At the end The President said that “rigorous science depends not on ideology, but on a spirit of honest inquiry and robust debate.”
For those who believe we’re already through the looking glass and in a Bizarro World where up is down, down is up and “Us love ugliness,” I can offer you little solace.
As people marched across the country this past weekend, the President who has slashed the EPA, scientific research and muffled the voices of those who warn about global change, praised science, research and robust debate – as long as it agrees with him I suppose.
By Monday the problems with science were long forgotten in the White House press room as the controversy with General Michael Flynn again reared its head, the president spoke about tax cuts many think will only help the richest Americans, and the commerce secretary levied a 20 percent tariff on imported Canadian soft lumber – which may or may not cause new house prices to rise and which may or may not create more jobs in the United States.
At this point it is extremely difficult to discern fact from fiction – idea or appearance from reality. With apologies to T.S Eliot – life indeed seems long but I don’t think there will be time to prepare a face to meet the faces that you meet.
That time is now.
The battle against science is disturbing on many levels – but it is the subversion of a process by which we understand our universe better that is the most frightening of all considerations.

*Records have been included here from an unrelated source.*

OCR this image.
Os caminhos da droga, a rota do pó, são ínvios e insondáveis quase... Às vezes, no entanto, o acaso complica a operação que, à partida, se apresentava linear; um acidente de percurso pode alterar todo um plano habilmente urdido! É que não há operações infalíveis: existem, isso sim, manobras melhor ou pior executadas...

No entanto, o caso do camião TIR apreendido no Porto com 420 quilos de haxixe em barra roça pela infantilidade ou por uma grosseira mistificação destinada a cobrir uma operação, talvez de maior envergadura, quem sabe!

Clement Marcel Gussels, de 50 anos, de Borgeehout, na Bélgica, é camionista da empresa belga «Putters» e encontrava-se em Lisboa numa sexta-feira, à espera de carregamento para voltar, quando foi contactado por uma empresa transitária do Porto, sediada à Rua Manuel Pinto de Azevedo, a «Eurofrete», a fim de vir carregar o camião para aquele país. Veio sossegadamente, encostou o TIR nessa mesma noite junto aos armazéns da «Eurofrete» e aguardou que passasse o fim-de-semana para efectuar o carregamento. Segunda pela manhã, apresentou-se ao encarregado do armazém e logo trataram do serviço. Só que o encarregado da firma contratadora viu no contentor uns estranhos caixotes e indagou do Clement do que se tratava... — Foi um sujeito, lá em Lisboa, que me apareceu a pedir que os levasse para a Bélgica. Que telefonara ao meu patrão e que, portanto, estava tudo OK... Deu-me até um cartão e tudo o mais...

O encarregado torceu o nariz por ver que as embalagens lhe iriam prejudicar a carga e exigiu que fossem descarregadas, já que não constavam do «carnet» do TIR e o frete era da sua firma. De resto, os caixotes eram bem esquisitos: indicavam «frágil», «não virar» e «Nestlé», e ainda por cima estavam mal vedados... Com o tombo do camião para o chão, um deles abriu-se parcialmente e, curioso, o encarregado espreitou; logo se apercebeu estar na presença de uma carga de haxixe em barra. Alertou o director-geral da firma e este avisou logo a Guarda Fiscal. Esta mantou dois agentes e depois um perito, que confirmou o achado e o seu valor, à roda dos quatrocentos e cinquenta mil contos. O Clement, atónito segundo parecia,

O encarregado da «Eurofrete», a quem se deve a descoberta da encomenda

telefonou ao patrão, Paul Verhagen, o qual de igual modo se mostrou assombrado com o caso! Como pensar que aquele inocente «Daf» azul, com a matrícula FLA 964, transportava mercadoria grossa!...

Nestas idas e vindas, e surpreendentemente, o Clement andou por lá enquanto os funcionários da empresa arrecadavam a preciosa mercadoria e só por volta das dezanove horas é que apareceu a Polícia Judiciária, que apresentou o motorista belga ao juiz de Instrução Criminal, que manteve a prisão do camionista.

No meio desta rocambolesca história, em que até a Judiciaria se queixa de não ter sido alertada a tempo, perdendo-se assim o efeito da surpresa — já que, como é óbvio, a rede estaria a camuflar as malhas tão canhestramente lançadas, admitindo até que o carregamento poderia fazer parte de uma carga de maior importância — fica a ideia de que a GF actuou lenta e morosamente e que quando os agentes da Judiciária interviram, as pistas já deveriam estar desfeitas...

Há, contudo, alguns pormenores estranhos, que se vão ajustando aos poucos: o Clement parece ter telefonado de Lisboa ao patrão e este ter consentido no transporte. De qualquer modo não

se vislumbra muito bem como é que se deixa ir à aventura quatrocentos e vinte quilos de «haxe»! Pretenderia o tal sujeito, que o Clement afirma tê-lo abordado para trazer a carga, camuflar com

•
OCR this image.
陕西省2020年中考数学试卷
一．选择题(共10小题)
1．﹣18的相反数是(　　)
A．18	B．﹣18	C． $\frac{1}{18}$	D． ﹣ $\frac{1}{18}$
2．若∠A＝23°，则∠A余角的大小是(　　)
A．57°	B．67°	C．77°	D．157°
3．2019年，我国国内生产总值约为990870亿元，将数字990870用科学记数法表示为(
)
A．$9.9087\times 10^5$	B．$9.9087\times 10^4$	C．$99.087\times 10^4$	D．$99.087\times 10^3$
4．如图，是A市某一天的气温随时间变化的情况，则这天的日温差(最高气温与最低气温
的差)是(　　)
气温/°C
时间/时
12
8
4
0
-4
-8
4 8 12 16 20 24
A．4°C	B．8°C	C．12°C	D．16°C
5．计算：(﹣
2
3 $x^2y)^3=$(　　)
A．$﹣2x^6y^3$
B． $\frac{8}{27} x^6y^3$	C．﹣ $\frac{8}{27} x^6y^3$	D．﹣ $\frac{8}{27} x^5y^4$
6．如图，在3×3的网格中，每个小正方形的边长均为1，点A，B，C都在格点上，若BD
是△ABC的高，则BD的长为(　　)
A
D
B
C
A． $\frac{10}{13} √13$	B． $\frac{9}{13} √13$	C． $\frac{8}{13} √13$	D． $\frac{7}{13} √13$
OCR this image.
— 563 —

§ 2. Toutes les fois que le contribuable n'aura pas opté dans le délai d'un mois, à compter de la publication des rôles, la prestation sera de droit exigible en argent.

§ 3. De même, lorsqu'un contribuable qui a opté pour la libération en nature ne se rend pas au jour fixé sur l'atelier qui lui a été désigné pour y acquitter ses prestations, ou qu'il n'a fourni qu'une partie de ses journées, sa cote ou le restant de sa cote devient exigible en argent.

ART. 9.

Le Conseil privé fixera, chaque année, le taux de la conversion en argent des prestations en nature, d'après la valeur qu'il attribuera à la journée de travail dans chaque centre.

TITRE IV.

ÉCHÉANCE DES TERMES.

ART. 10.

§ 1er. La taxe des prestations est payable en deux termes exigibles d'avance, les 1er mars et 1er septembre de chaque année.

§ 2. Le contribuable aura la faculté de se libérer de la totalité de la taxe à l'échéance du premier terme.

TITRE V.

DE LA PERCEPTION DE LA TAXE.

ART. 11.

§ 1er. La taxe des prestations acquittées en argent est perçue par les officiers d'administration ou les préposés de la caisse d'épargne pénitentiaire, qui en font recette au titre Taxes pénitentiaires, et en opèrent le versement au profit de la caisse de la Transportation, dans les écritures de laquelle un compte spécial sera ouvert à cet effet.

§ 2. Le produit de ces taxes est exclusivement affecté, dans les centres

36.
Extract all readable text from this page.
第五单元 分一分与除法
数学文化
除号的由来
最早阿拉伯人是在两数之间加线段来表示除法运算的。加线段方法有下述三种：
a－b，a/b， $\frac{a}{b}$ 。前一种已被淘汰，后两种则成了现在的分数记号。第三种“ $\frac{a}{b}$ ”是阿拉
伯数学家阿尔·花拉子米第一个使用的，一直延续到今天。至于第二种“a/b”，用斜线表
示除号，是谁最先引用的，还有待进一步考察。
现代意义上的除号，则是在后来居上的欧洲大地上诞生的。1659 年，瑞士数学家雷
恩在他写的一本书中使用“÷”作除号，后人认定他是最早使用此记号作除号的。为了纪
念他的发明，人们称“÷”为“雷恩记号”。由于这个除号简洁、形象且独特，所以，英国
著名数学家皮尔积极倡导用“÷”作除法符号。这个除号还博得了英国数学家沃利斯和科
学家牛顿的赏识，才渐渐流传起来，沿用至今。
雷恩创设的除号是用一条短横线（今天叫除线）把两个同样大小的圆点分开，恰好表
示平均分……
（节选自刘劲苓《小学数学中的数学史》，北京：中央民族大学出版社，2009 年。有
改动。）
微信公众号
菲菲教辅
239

Those against science prefer to frame the argument as a battle of absolutes – and that isn’t the case.
The battle to accept scientific thinking isn’t a case of religion versus science. It’s a matter of education and understanding versus ignorance and fear of the unknown.
Religion isn’t the enemy of science nor is science the enemy of religion.
“I am convinced that solving the problems before us requires robust public support for research. And, I will participate as an expression of my Christian faith,” Tim Ritchie, the president and CEO of the Tech Museum of Innovation in San Jose California said of the March for Science.
Scientific research and the scientific method face a continuing challenge as those who manipulate the language for political ends do so to stifle scientific research while preaching the needs of scientific advancement.
Last week President Trump enthusiastically encouraged NASA to get to Mars before the 2030 deadline his administration has already set for the event.
If you continue to slash research budgets how do you anticipate we will get there – in a rubber band powered glider?